The matched group of 31 patients who were used as a comparator group did not have a diagnosis of fibromyalgia and did not report high levels of pain intensity. Results showed that, in line with the researchers’ expectations, depressed patients with fibromyalgia had significantly higher BDI-II scores than patients with depression alone.
The researchers noted that patients with comorbid fibromyalgia had higher scores in pessimism, irritability, concentration/difficulty, tiredness or fatigue, and loss of interest in sex, compared with the control group.
“The nature of the relationship between pain and depression needs further studies to develop a better understanding in the future,” they wrote. The study was published in the International Journal of Clinical and Health Psychology.

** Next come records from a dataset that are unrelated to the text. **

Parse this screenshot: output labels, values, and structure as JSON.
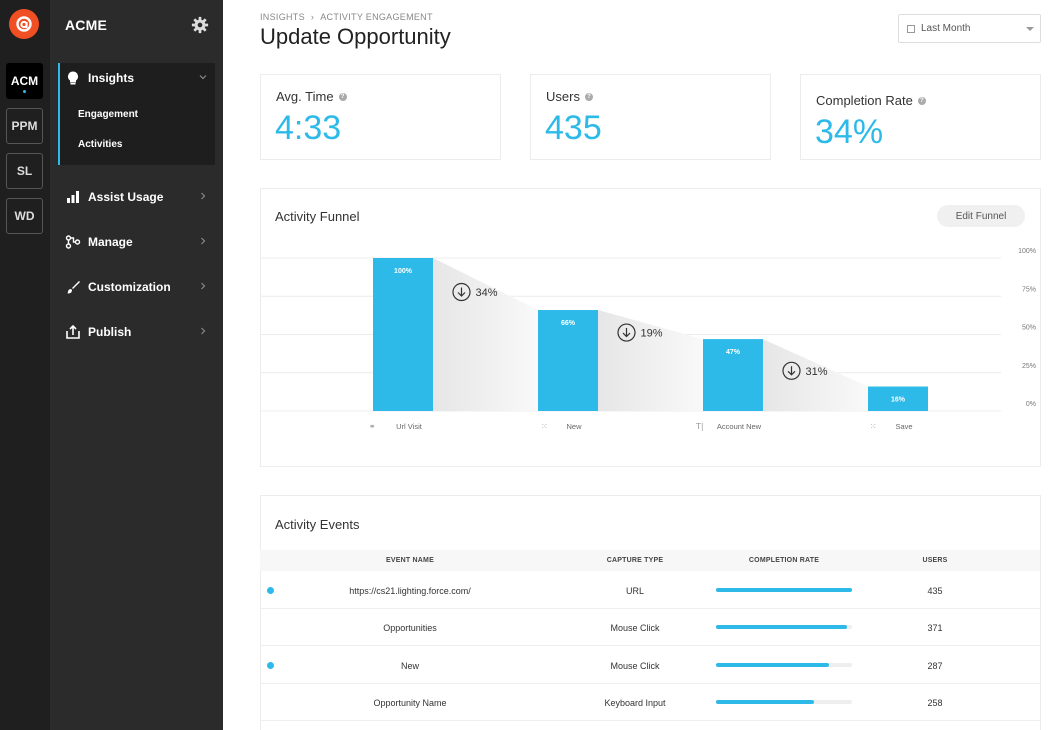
{
  "apps": [
    {
      "label": "ACM",
      "active": true
    },
    {
      "label": "PPM",
      "active": false
    },
    {
      "label": "SL",
      "active": false
    },
    {
      "label": "WD",
      "active": false
    }
  ],
  "sidebar": {
    "title": "ACME",
    "items": [
      {
        "label": "Insights",
        "icon": "lightbulb-icon",
        "expanded": true,
        "subitems": [
          "Engagement",
          "Activities"
        ]
      },
      {
        "label": "Assist Usage",
        "icon": "bar-chart-icon"
      },
      {
        "label": "Manage",
        "icon": "manage-icon"
      },
      {
        "label": "Customization",
        "icon": "brush-icon"
      },
      {
        "label": "Publish",
        "icon": "publish-icon"
      }
    ]
  },
  "header": {
    "breadcrumb": [
      "INSIGHTS",
      "ACTIVITY ENGAGEMENT"
    ],
    "title": "Update Opportunity",
    "date_range": "Last Month"
  },
  "stats": [
    {
      "label": "Avg. Time",
      "value": "4:33"
    },
    {
      "label": "Users",
      "value": "435"
    },
    {
      "label": "Completion Rate",
      "value": "34%"
    }
  ],
  "funnel": {
    "title": "Activity Funnel",
    "edit_label": "Edit Funnel",
    "y_ticks": [
      "100%",
      "75%",
      "50%",
      "25%",
      "0%"
    ],
    "steps": [
      {
        "name": "Url Visit",
        "icon": "link-icon",
        "value": 100,
        "label": "100%"
      },
      {
        "name": "New",
        "icon": "click-icon",
        "value": 66,
        "label": "66%"
      },
      {
        "name": "Account New",
        "icon": "text-input-icon",
        "value": 47,
        "label": "47%"
      },
      {
        "name": "Save",
        "icon": "click-icon",
        "value": 16,
        "label": "16%"
      }
    ],
    "drops": [
      "34%",
      "19%",
      "31%"
    ],
    "accent": "#2dbae8"
  },
  "events": {
    "title": "Activity Events",
    "columns": [
      "EVENT NAME",
      "CAPTURE TYPE",
      "COMPLETION RATE",
      "USERS"
    ],
    "rows": [
      {
        "name": "https://cs21.lighting.force.com/",
        "type": "URL",
        "rate": 100,
        "users": "435",
        "dot": true
      },
      {
        "name": "Opportunities",
        "type": "Mouse Click",
        "rate": 96,
        "users": "371",
        "dot": false
      },
      {
        "name": "New",
        "type": "Mouse Click",
        "rate": 83,
        "users": "287",
        "dot": true
      },
      {
        "name": "Opportunity Name",
        "type": "Keyboard Input",
        "rate": 72,
        "users": "258",
        "dot": false
      }
    ]
  }
}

Patients with comorbid fibromyalgia had higher levels of depressive symptoms and greater cognitive rigidity than did controls, the researchers found. Those with comorbid depression and pain also displayed higher levels of polarization, compared with the matched patients, with a medium-sized effect.
The small study size was cited as a limitation for generalizability. However, if confirmed by other larger studies, the researchers said, the findings might have implications for the treatment of depressed patients with comorbid fibromyalgia. “For patients with chronic pain, increasing their cognitive complexity might lead to better therapeutic results,” they wrote. “Overall, our study points to the need for more attention to the role of chronic pain in the study and treatment of depressed patients.
The research was funded by Spain’s Ministry of Science and Innovation.